Other important characteristics are sensor linearity and update rate, with a 1- to 2-ms update rate sufficient for most applications. Form factor, cost and interface with the control mechanism round out the list.
While often coming toward the end of the selection process, the form factor of pneumatics can be a deciding attribute, says Roger Altendorf, director of technical solutions at valve maker Enfield Technologies. It could be necessary, for instance, to fit a cylinder underneath a machine. In another case, pneumatics might need to move an inspection system across the entire span of a 10-ft conveyor. In the first situation, a guided rod cylinder could be appropriate, while in the second, a rodless approach might be best, as that eliminates the possibility of a 10-ft rod sticking out from the conveyor.
In all of this, valves are a vital component, with proportional air valves often used. Here precision is impacted by response time, as that determines how quickly motion can be stopped or started. Some valves from Enfield Technologies, Altendorf claims, react to commands in less than 2.5 ms. "That allows these highly precise applications to work," he adds.

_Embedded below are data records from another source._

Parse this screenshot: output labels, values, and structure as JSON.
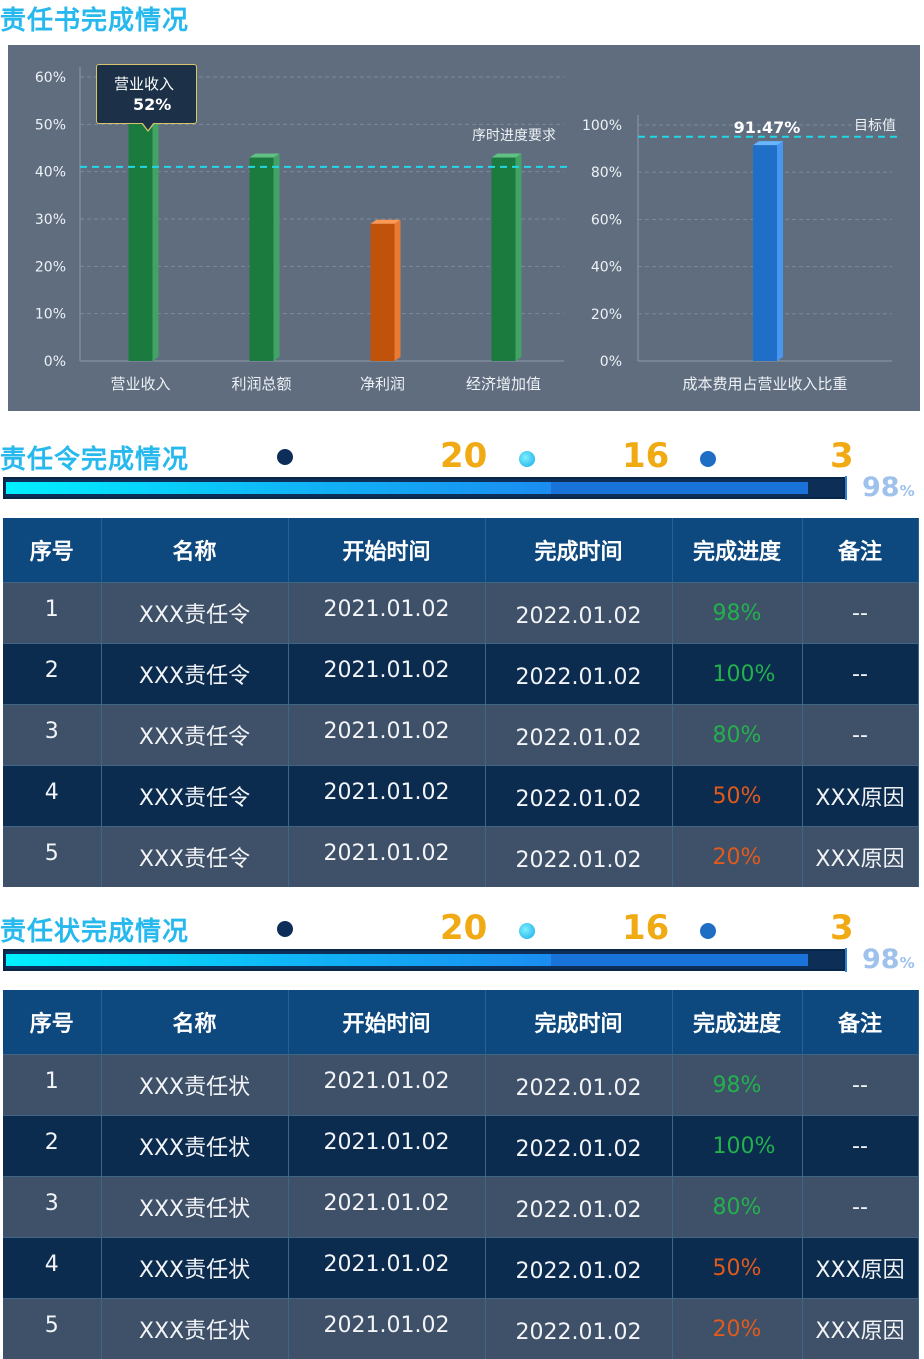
{
  "section1": {
    "title": "责任书完成情况"
  },
  "chart_data": [
    {
      "type": "bar",
      "categories": [
        "营业收入",
        "利润总额",
        "净利润",
        "经济增加值"
      ],
      "values": [
        52,
        43,
        29,
        43
      ],
      "bar_colors": [
        "#1b7a3e",
        "#1b7a3e",
        "#c0520c",
        "#1b7a3e"
      ],
      "y_ticks": [
        "0%",
        "10%",
        "20%",
        "30%",
        "40%",
        "50%",
        "60%"
      ],
      "ylim": [
        0,
        60
      ],
      "reference_line": {
        "label": "序时进度要求",
        "value": 41,
        "color": "#22d8e6"
      },
      "tooltip": {
        "category": "营业收入",
        "value_label": "52%"
      }
    },
    {
      "type": "bar",
      "categories": [
        "成本费用占营业收入比重"
      ],
      "values": [
        91.47
      ],
      "value_label": "91.47%",
      "bar_colors": [
        "#1f6fc8"
      ],
      "y_ticks": [
        "0%",
        "20%",
        "40%",
        "60%",
        "80%",
        "100%"
      ],
      "ylim": [
        0,
        100
      ],
      "reference_line": {
        "label": "目标值",
        "value": 95,
        "color": "#22d8e6"
      }
    }
  ],
  "orders": {
    "title": "责任令完成情况",
    "stats": [
      "20",
      "16",
      "3"
    ],
    "dot_colors": [
      "#0e2e5a",
      "#28c4f0",
      "#1f6ec6"
    ],
    "progress_percent": "98",
    "progress_unit": "%",
    "progress_fill": 0.98,
    "headers": [
      "序号",
      "名称",
      "开始时间",
      "完成时间",
      "完成进度",
      "备注"
    ],
    "rows": [
      {
        "idx": "1",
        "name": "XXX责任令",
        "start": "2021.01.02",
        "end": "2022.01.02",
        "progress": "98%",
        "note": "--"
      },
      {
        "idx": "2",
        "name": "XXX责任令",
        "start": "2021.01.02",
        "end": "2022.01.02",
        "progress": "100%",
        "note": "--"
      },
      {
        "idx": "3",
        "name": "XXX责任令",
        "start": "2021.01.02",
        "end": "2022.01.02",
        "progress": "80%",
        "note": "--"
      },
      {
        "idx": "4",
        "name": "XXX责任令",
        "start": "2021.01.02",
        "end": "2022.01.02",
        "progress": "50%",
        "note": "XXX原因"
      },
      {
        "idx": "5",
        "name": "XXX责任令",
        "start": "2021.01.02",
        "end": "2022.01.02",
        "progress": "20%",
        "note": "XXX原因"
      }
    ]
  },
  "letters": {
    "title": "责任状完成情况",
    "stats": [
      "20",
      "16",
      "3"
    ],
    "dot_colors": [
      "#0e2e5a",
      "#28c4f0",
      "#1f6ec6"
    ],
    "progress_percent": "98",
    "progress_unit": "%",
    "progress_fill": 0.98,
    "headers": [
      "序号",
      "名称",
      "开始时间",
      "完成时间",
      "完成进度",
      "备注"
    ],
    "rows": [
      {
        "idx": "1",
        "name": "XXX责任状",
        "start": "2021.01.02",
        "end": "2022.01.02",
        "progress": "98%",
        "note": "--"
      },
      {
        "idx": "2",
        "name": "XXX责任状",
        "start": "2021.01.02",
        "end": "2022.01.02",
        "progress": "100%",
        "note": "--"
      },
      {
        "idx": "3",
        "name": "XXX责任状",
        "start": "2021.01.02",
        "end": "2022.01.02",
        "progress": "80%",
        "note": "--"
      },
      {
        "idx": "4",
        "name": "XXX责任状",
        "start": "2021.01.02",
        "end": "2022.01.02",
        "progress": "50%",
        "note": "XXX原因"
      },
      {
        "idx": "5",
        "name": "XXX责任状",
        "start": "2021.01.02",
        "end": "2022.01.02",
        "progress": "20%",
        "note": "XXX原因"
      }
    ]
  },
  "status_colors": {
    "good": "#22b14c",
    "warn": "#e05a1c"
  }
}
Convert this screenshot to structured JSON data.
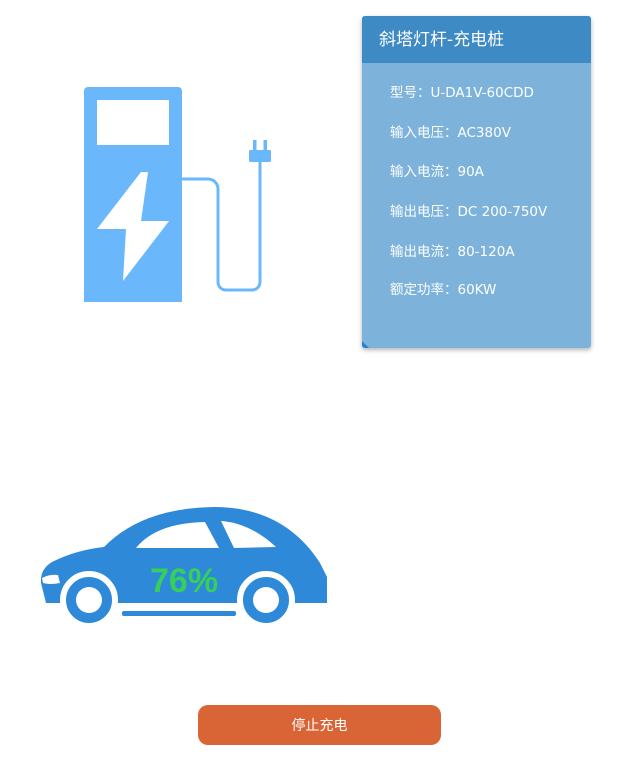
{
  "info_card": {
    "title": "斜塔灯杆-充电桩",
    "specs": [
      {
        "label": "型号：",
        "value": "U-DA1V-60CDD"
      },
      {
        "label": "输入电压：",
        "value": "AC380V"
      },
      {
        "label": "输入电流：",
        "value": "90A"
      },
      {
        "label": "输出电压：",
        "value": "DC 200-750V"
      },
      {
        "label": "输出电流：",
        "value": "80-120A"
      },
      {
        "label": "额定功率：",
        "value": "60KW"
      }
    ]
  },
  "vehicle": {
    "charge_percent_label": "76%",
    "charge_level": 76
  },
  "actions": {
    "stop_label": "停止充电"
  },
  "colors": {
    "charger_blue": "#6ab8fb",
    "car_blue": "#2e89d9",
    "percent_green": "#35cf5a",
    "card_bg": "#7db3db",
    "card_header": "#3d8ac5",
    "button": "#d96436"
  },
  "icons": [
    "charging-station-icon",
    "lightning-bolt-icon",
    "plug-icon",
    "car-icon"
  ]
}
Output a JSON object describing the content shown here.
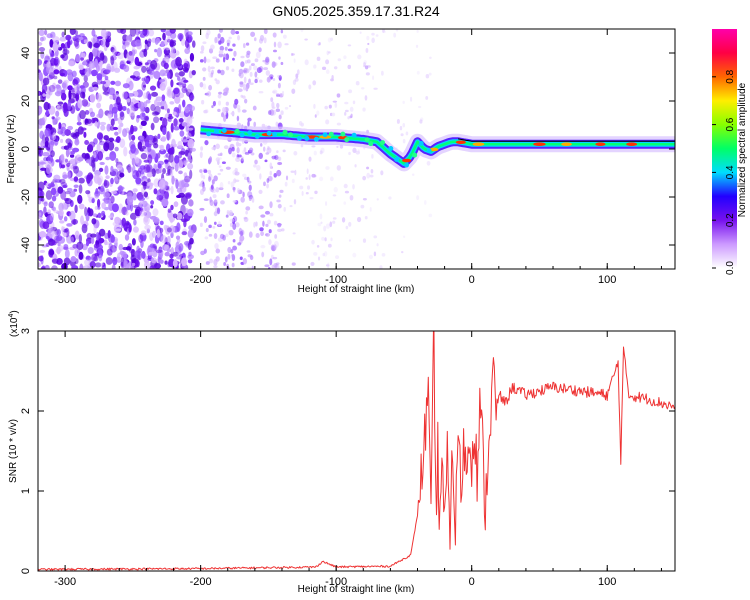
{
  "title": "GN05.2025.359.17.31.R24",
  "chart_data": [
    {
      "type": "heatmap",
      "xlabel": "Height of straight line (km)",
      "ylabel": "Frequency (Hz)",
      "xlim": [
        -320,
        150
      ],
      "ylim": [
        -50,
        50
      ],
      "xticks": [
        -300,
        -200,
        -100,
        0,
        100
      ],
      "xtick_labels": [
        "-300",
        "-200",
        "-100",
        "0",
        "100"
      ],
      "yticks": [
        -40,
        -20,
        0,
        20,
        40
      ],
      "ytick_labels": [
        "-40",
        "-20",
        "0",
        "20",
        "40"
      ],
      "grid": false,
      "ridge": {
        "x": [
          -200,
          -180,
          -160,
          -140,
          -120,
          -100,
          -80,
          -70,
          -60,
          -50,
          -45,
          -40,
          -35,
          -30,
          -25,
          -20,
          -15,
          -10,
          0,
          20,
          50,
          100,
          150
        ],
        "y": [
          8,
          7,
          6,
          6,
          5,
          5,
          4,
          3,
          -2,
          -6,
          -3,
          3,
          0,
          -1,
          1,
          2,
          3,
          3,
          2,
          2,
          2,
          2,
          2
        ]
      },
      "colorbar": {
        "label": "Normalized spectral amplitude",
        "range": [
          0,
          1
        ],
        "ticks": [
          0.0,
          0.2,
          0.4,
          0.6,
          0.8
        ],
        "tick_labels": [
          "0.0",
          "0.2",
          "0.4",
          "0.6",
          "0.8"
        ],
        "colors": [
          "#ffffff",
          "#cc99ff",
          "#7711ee",
          "#2200ff",
          "#00ddff",
          "#00ff66",
          "#88ff00",
          "#ffee00",
          "#ff6600",
          "#ff0044",
          "#ff00aa"
        ]
      }
    },
    {
      "type": "line",
      "xlabel": "Height of straight line (km)",
      "ylabel": "SNR (10 * v/v)",
      "scale_note": "(x10",
      "scale_exp": "4",
      "xlim": [
        -320,
        150
      ],
      "ylim": [
        0,
        3
      ],
      "xticks": [
        -300,
        -200,
        -100,
        0,
        100
      ],
      "xtick_labels": [
        "-300",
        "-200",
        "-100",
        "0",
        "100"
      ],
      "yticks": [
        0,
        1,
        2,
        3
      ],
      "ytick_labels": [
        "0",
        "1",
        "2",
        "3"
      ],
      "grid": false,
      "series": [
        {
          "color": "#ee3333",
          "x": [
            -320,
            -200,
            -115,
            -110,
            -100,
            -60,
            -45,
            -40,
            -36,
            -32,
            -30,
            -28,
            -26,
            -25,
            -24,
            -22,
            -20,
            -18,
            -16,
            -14,
            -12,
            -10,
            -8,
            -6,
            -4,
            -2,
            0,
            2,
            4,
            6,
            8,
            10,
            12,
            14,
            16,
            18,
            20,
            25,
            30,
            40,
            60,
            80,
            100,
            108,
            110,
            112,
            116,
            130,
            150
          ],
          "y": [
            0.02,
            0.03,
            0.05,
            0.12,
            0.05,
            0.06,
            0.2,
            0.7,
            1.4,
            2.2,
            0.5,
            3.0,
            0.4,
            1.7,
            0.6,
            1.3,
            0.5,
            1.4,
            0.6,
            1.5,
            0.5,
            1.8,
            1.0,
            1.6,
            1.2,
            1.7,
            1.4,
            1.9,
            1.2,
            2.0,
            1.6,
            0.7,
            1.5,
            1.9,
            2.6,
            1.8,
            2.2,
            2.1,
            2.3,
            2.2,
            2.3,
            2.25,
            2.2,
            2.6,
            1.4,
            2.75,
            2.2,
            2.15,
            2.05
          ]
        }
      ]
    }
  ]
}
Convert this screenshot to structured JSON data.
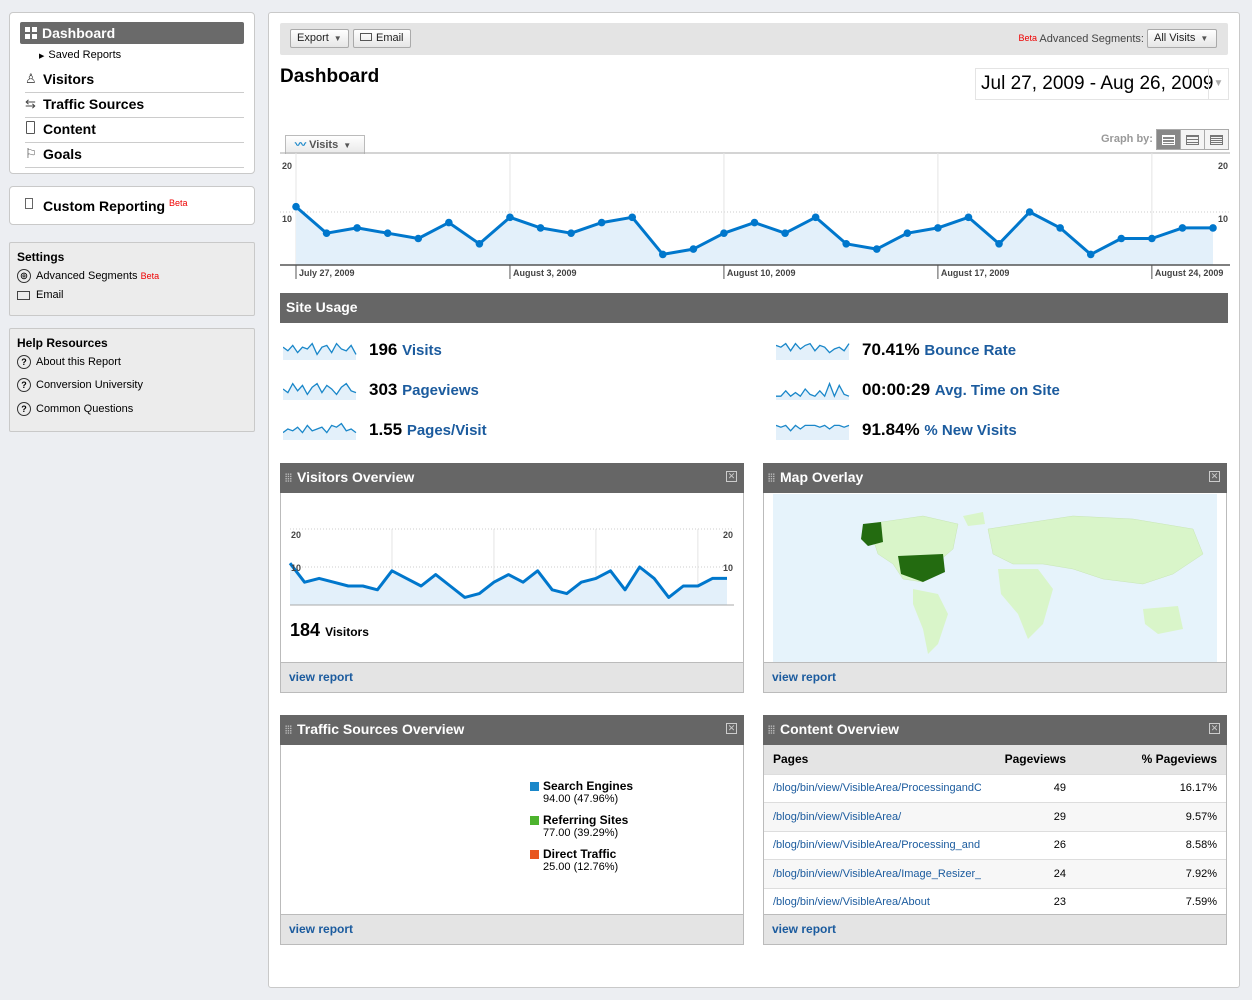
{
  "sidebar": {
    "dashboard": "Dashboard",
    "saved_reports": "Saved Reports",
    "nav": [
      {
        "label": "Visitors",
        "icon": "person-icon"
      },
      {
        "label": "Traffic Sources",
        "icon": "arrows-icon"
      },
      {
        "label": "Content",
        "icon": "page-icon"
      },
      {
        "label": "Goals",
        "icon": "flag-icon"
      }
    ],
    "custom_reporting": "Custom Reporting",
    "beta": "Beta",
    "settings": {
      "title": "Settings",
      "advanced_segments": "Advanced Segments",
      "email": "Email"
    },
    "help": {
      "title": "Help Resources",
      "items": [
        "About this Report",
        "Conversion University",
        "Common Questions"
      ]
    }
  },
  "toolbar": {
    "export": "Export",
    "email": "Email",
    "beta": "Beta",
    "segments_label": "Advanced Segments:",
    "segment_value": "All Visits"
  },
  "page_title": "Dashboard",
  "date_range": "Jul 27, 2009 - Aug 26, 2009",
  "graph": {
    "metric_tab": "Visits",
    "graph_by": "Graph by:"
  },
  "chart_data": [
    {
      "type": "area",
      "title": "Visits",
      "ylim": [
        0,
        20
      ],
      "yticks": [
        "20",
        "10"
      ],
      "xlabels": [
        "July 27, 2009",
        "August 3, 2009",
        "August 10, 2009",
        "August 17, 2009",
        "August 24, 2009"
      ],
      "xlabel_indices": [
        0,
        7,
        14,
        21,
        28
      ],
      "values": [
        11,
        6,
        7,
        6,
        5,
        8,
        4,
        9,
        7,
        6,
        8,
        9,
        2,
        3,
        6,
        8,
        6,
        9,
        4,
        3,
        6,
        7,
        9,
        4,
        10,
        7,
        2,
        5,
        5,
        7,
        7
      ]
    },
    {
      "type": "area",
      "title": "Visitors",
      "ylim": [
        0,
        20
      ],
      "yticks": [
        "20",
        "10"
      ],
      "values": [
        11,
        6,
        7,
        6,
        5,
        5,
        4,
        9,
        7,
        5,
        8,
        5,
        2,
        3,
        6,
        8,
        6,
        9,
        4,
        3,
        6,
        7,
        9,
        4,
        10,
        7,
        2,
        5,
        5,
        7,
        7
      ]
    },
    {
      "type": "pie",
      "title": "Traffic Sources Overview",
      "slices": [
        {
          "label": "Search Engines",
          "value": "94.00 (47.96%)",
          "color": "#1a87c9"
        },
        {
          "label": "Referring Sites",
          "value": "77.00 (39.29%)",
          "color": "#4db32e"
        },
        {
          "label": "Direct Traffic",
          "value": "25.00 (12.76%)",
          "color": "#e8561e"
        }
      ]
    }
  ],
  "site_usage": {
    "title": "Site Usage",
    "metrics": [
      {
        "value": "196",
        "label": "Visits",
        "spark": [
          6,
          4,
          7,
          3,
          6,
          5,
          8,
          2,
          6,
          7,
          3,
          8,
          5,
          4,
          7,
          2
        ]
      },
      {
        "value": "303",
        "label": "Pageviews",
        "spark": [
          5,
          3,
          8,
          4,
          7,
          2,
          6,
          8,
          3,
          7,
          5,
          2,
          6,
          8,
          4,
          3
        ]
      },
      {
        "value": "1.55",
        "label": "Pages/Visit",
        "spark": [
          3,
          5,
          4,
          6,
          3,
          7,
          4,
          5,
          6,
          3,
          7,
          6,
          8,
          4,
          5,
          3
        ]
      },
      {
        "value": "70.41%",
        "label": "Bounce Rate",
        "spark": [
          7,
          6,
          8,
          4,
          8,
          5,
          7,
          8,
          4,
          7,
          6,
          3,
          5,
          6,
          4,
          8
        ]
      },
      {
        "value": "00:00:29",
        "label": "Avg. Time on Site",
        "spark": [
          1,
          1,
          4,
          1,
          3,
          1,
          5,
          2,
          1,
          4,
          1,
          8,
          1,
          7,
          2,
          1
        ]
      },
      {
        "value": "91.84%",
        "label": "% New Visits",
        "spark": [
          7,
          6,
          7,
          4,
          7,
          5,
          7,
          7,
          7,
          6,
          7,
          5,
          7,
          7,
          6,
          7
        ]
      }
    ]
  },
  "visitors_overview": {
    "title": "Visitors Overview",
    "count": "184",
    "count_label": "Visitors",
    "view_report": "view report"
  },
  "map_overlay": {
    "title": "Map Overlay",
    "view_report": "view report"
  },
  "traffic_sources": {
    "title": "Traffic Sources Overview",
    "view_report": "view report"
  },
  "content_overview": {
    "title": "Content Overview",
    "columns": [
      "Pages",
      "Pageviews",
      "% Pageviews"
    ],
    "rows": [
      [
        "/blog/bin/view/VisibleArea/ProcessingandC",
        "49",
        "16.17%"
      ],
      [
        "/blog/bin/view/VisibleArea/",
        "29",
        "9.57%"
      ],
      [
        "/blog/bin/view/VisibleArea/Processing_and",
        "26",
        "8.58%"
      ],
      [
        "/blog/bin/view/VisibleArea/Image_Resizer_",
        "24",
        "7.92%"
      ],
      [
        "/blog/bin/view/VisibleArea/About",
        "23",
        "7.59%"
      ]
    ],
    "view_report": "view report"
  },
  "colors": {
    "accent": "#0077cc",
    "link": "#1b5b9e",
    "header": "#666666",
    "fill": "#e3f0fa"
  }
}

Another component consideration is that the pressure drop of long pneumatic tubing runs leads to wasted energy, an increasingly important consideration. Sean O'Grady, product manager for valve terminals and electronics at automation supplier Festo, notes that pneumatic valves originally were bolted to machines at a convenient spot near the associated actuator. Over time, those valves migrated into manifolds due to a desire to centralize things. But, since this approach can put the valves further from cylinders, it might be better and more energy-efficient to go with smaller manifolds and shorter runs.
While this is happening, another change underway currently is an explosion of sensors and associated data, O'Grady says. Sensors now are found throughout a machine, and could be connected to or integrated into a pneumatic manifold. Doing so can pay dividends in two different broad applications involving motion and process control.
"In a lot of cases, the PLC program has some functionality to check if there is pressure before it attempts to use that pressure for motion," O'Grady says of the first usage scenario. As for the second, he adds that often it's possible to determine something about the process from the pressure being applied to the actuator.
Finally, an important point to keep in mind in any motion solution is the nature of the legacy setup, if there is one. What was done before will influence any retrofit or upgrade. After all, it's difficult to completely ignore what was used previously.
"If it was pneumatics before, sometimes you could want to stay with that," says Mario Mitchell, product manager at Parker Hannifin.